Absolutely. Once you taste Oryx, venison will be a poor second. jorge
haven't eaten Gemsbok, but have eaten Scimitar horned and it's some fantastic meat. If gemsbok is better it must be fantastic.
Actually to me they are pretty close. jorge
Actually, the best is from a gemsbok/scimitar cross. But those are a little scarce, except very occasionally in Texas.
Can't believe no one said it tastes like chicken.:)
_________
NRA Life,Patron or Benefactor since '72
That's because it doesn't!
However, I do believe the part of the great taste of gemsbok is due to the fact that it's almost always eaten after you have been hunting at least part of the day in Africa.
Though it is damn good. At one point I briefly considered living part of the year in Namibia, and one of the reasons at the top of the list was being able to put a gemsbok in the freezer....
It tasts like a strong beef to me. Very good and I do like wild game. AS was stated earlier though, depends a lot on how quickly the animal expires. I do disagree though, having been in on 3 different animal kills and their associated butchering they are around that 500 lb range quite often. Also, having worked on Holloman AFB and driven through the range many, many times there are a lot of them in that lb range I would estimate and a few larger. Obviously there are smaller ones but for the most part I would say the mature bulls are in that area, maybe +/- 50 lbs. Excellent meat thorugh.
I haven't taken a gemsbok in the U.S, but my biggest in Africa weighed just about 300 pounds--the hanging carcass with guts, skin, head and lower legs gone.

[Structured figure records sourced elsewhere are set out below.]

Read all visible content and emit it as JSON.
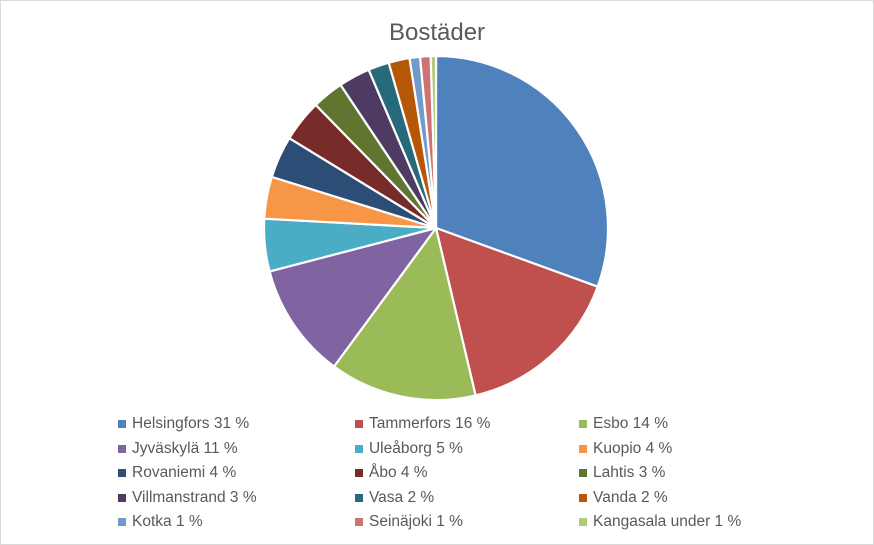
{
  "chart_data": {
    "type": "pie",
    "title": "Bostäder",
    "legend_position": "bottom",
    "categories": [
      "Helsingfors",
      "Tammerfors",
      "Esbo",
      "Jyväskylä",
      "Uleåborg",
      "Kuopio",
      "Rovaniemi",
      "Åbo",
      "Lahtis",
      "Villmanstrand",
      "Vasa",
      "Vanda",
      "Kotka",
      "Seinäjoki",
      "Kangasala"
    ],
    "values": [
      31,
      16,
      14,
      11,
      5,
      4,
      4,
      4,
      3,
      3,
      2,
      2,
      1,
      1,
      0.5
    ],
    "labels": [
      "Helsingfors 31 %",
      "Tammerfors 16 %",
      "Esbo 14 %",
      "Jyväskylä 11 %",
      "Uleåborg 5 %",
      "Kuopio 4 %",
      "Rovaniemi 4 %",
      "Åbo 4 %",
      "Lahtis 3 %",
      "Villmanstrand 3 %",
      "Vasa 2 %",
      "Vanda 2 %",
      "Kotka 1 %",
      "Seinäjoki 1 %",
      "Kangasala under 1 %"
    ],
    "colors": [
      "#4f81bd",
      "#c0504d",
      "#9bbb59",
      "#8064a2",
      "#4bacc6",
      "#f79646",
      "#2c4d75",
      "#772c2a",
      "#5f7530",
      "#4d3b62",
      "#276a7c",
      "#b65708",
      "#729aca",
      "#cd7371",
      "#afc97a"
    ]
  }
}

They have a formula for live weight, proven by many weighings. According to the formula, my bull weighed around 550 on the hoof.
I haven't taken a gemsbok in the U.S, but my biggest in Africa weighed just about 300 pounds--the hanging carcass with guts, skin, head and lower legs gone.
They have a formula for live weight, proven by many weighings. According to the formula, my bull weighed around 550 on the hoof.
Not doubting you, but I would really like to see a picture of that animal, just for reference, if you have one. Thanks!
I'm not JB, and in all fairness we didnt weigh this dude, but body wise, hes the biggest I ever killed. The books all have them maxxing out at #450 to #500...and if I ever came close to that, it would be with this dude..
Thats me in the back at a dainty #260 for comparison...
you need to sit farther back next time so the critter will look bigger.
it's quite good! A little on the pale side for a true red meat that's similar to well-cared-for pronghorn but a little "blander".
Glad to hear the meat is fantastic. Hopefully I am successfull in March in NM and I get to take all of that deliciousness home.